Luk De Volder, the new rector of Trinity Church in New Haven, just recalled from the pulpit that the Yellow School buses here  are very American. In Belgium, children return home from school using the public transportation system, on buses that run all day for the whole region. My take on this, their public transportation is so good that school buses are not regularly needed.

These Republican attacks are disappointing.  Many environmentalists, traditionally of both parties,  want to have what they see as a better national energy policy and reduce our dependence on oil, which is mostly foreign, polluting, oil from Arab dictatorships.  Does such clear thinking by Obama  make his administration somehow responsible for the 95% rise of gasoline prices in the last three years. No, this is a canard.  It appears that the Republicans will do damage to the country’s economy and political discourse, to bring down Obama. The recent surge in prices has apparently been due primarily to an increase in world demand, political instability, and  producers raising their prices. I wish the Republicans were pushing Obama for a carbon tax, to set a price floor, under which the price of oil could not fall, to support the fledgling alternative energy sources in solar, wind and geo-thermal. The country has serious challenges and opportunities and we need the Republicans to participate like serious members of the community, not desperate con artists- or canardists.

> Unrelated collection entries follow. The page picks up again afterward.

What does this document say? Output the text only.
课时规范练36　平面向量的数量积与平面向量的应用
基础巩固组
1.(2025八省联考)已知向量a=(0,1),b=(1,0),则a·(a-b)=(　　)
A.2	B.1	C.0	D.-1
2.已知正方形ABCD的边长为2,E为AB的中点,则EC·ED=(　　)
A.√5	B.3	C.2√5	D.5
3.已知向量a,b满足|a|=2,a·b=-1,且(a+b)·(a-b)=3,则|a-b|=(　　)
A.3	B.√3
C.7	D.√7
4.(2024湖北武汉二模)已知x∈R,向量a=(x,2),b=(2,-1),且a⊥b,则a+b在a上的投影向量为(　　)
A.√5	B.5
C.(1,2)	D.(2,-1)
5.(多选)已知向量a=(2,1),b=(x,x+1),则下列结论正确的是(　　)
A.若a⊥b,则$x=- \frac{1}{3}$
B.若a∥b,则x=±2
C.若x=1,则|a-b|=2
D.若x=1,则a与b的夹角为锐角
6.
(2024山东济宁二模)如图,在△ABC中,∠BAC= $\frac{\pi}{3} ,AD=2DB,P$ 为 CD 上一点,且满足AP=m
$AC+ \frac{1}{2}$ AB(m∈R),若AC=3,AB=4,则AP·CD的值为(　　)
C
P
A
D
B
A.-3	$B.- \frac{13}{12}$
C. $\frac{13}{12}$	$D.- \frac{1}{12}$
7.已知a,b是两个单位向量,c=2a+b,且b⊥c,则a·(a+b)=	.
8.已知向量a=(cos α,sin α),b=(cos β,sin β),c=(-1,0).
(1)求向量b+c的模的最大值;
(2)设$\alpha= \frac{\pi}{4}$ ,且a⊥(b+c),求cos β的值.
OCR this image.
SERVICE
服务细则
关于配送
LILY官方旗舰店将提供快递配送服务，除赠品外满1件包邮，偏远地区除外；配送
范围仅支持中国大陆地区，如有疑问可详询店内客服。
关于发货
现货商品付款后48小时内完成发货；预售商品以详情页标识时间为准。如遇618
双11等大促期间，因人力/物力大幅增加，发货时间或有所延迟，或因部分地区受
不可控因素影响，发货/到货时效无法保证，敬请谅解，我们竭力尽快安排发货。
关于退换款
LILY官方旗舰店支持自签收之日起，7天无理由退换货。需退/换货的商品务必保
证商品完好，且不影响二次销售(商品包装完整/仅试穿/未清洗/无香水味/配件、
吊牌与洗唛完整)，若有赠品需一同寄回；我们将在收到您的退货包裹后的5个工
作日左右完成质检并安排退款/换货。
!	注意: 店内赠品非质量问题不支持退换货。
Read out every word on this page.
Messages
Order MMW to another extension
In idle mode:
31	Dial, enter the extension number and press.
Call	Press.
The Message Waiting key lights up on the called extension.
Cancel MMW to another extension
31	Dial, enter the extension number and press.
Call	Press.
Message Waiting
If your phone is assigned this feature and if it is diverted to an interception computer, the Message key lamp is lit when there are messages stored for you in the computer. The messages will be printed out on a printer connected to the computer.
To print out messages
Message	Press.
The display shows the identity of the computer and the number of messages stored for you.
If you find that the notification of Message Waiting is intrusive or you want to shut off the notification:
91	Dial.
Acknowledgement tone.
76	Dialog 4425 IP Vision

I looked up canard, which also means duck in French, and discovered at the Online Etymologic Dictionary that it might come from a long forgotten joke, from the phrase vendre un canard à moitié “to half-sell a duck”, which I would translate as, to sell only half the duck.

“Specifically, the term Canard refers to a tactic used by a parent duck to deceptively draw a predator away from its offspring or nest by quacking and feigning a broken wing. In other words the “Canard” or “Duck” is lying.” (Wiktionary)  But there is more.

“The term “canard” comes from the Medieval French expression “Vendre des canard à moitié.” The meaning literally is “to sell the ducks by half.” It is actually the punch line to a joke. Eventually the punch line came to stand for the joke and then finally the word alone stood for the whole concept. The story is that a duck seller is successful and contented being the only duck seller on the street and he sells his ducks for eight francs each. A new duck seller moves in across the street who steals all the business by offering his ducks for seven francs each. Then a price war ensues, back and forth, until the new duck seller is down to three francs for a duck. The original duck seller is beside himself with worry and frustration, but finally he puts up a big sign that says, “Two francs” and then in small print at the bottom “for half a duck.” Thus, to sell the ducks by half meant to trick people with something that was literally true, but misleading. It has this same metaphorical meaning in French. Now in English, it simply means anything that is deliberately misleading, a fraud.”   Wiktionary, Etymology.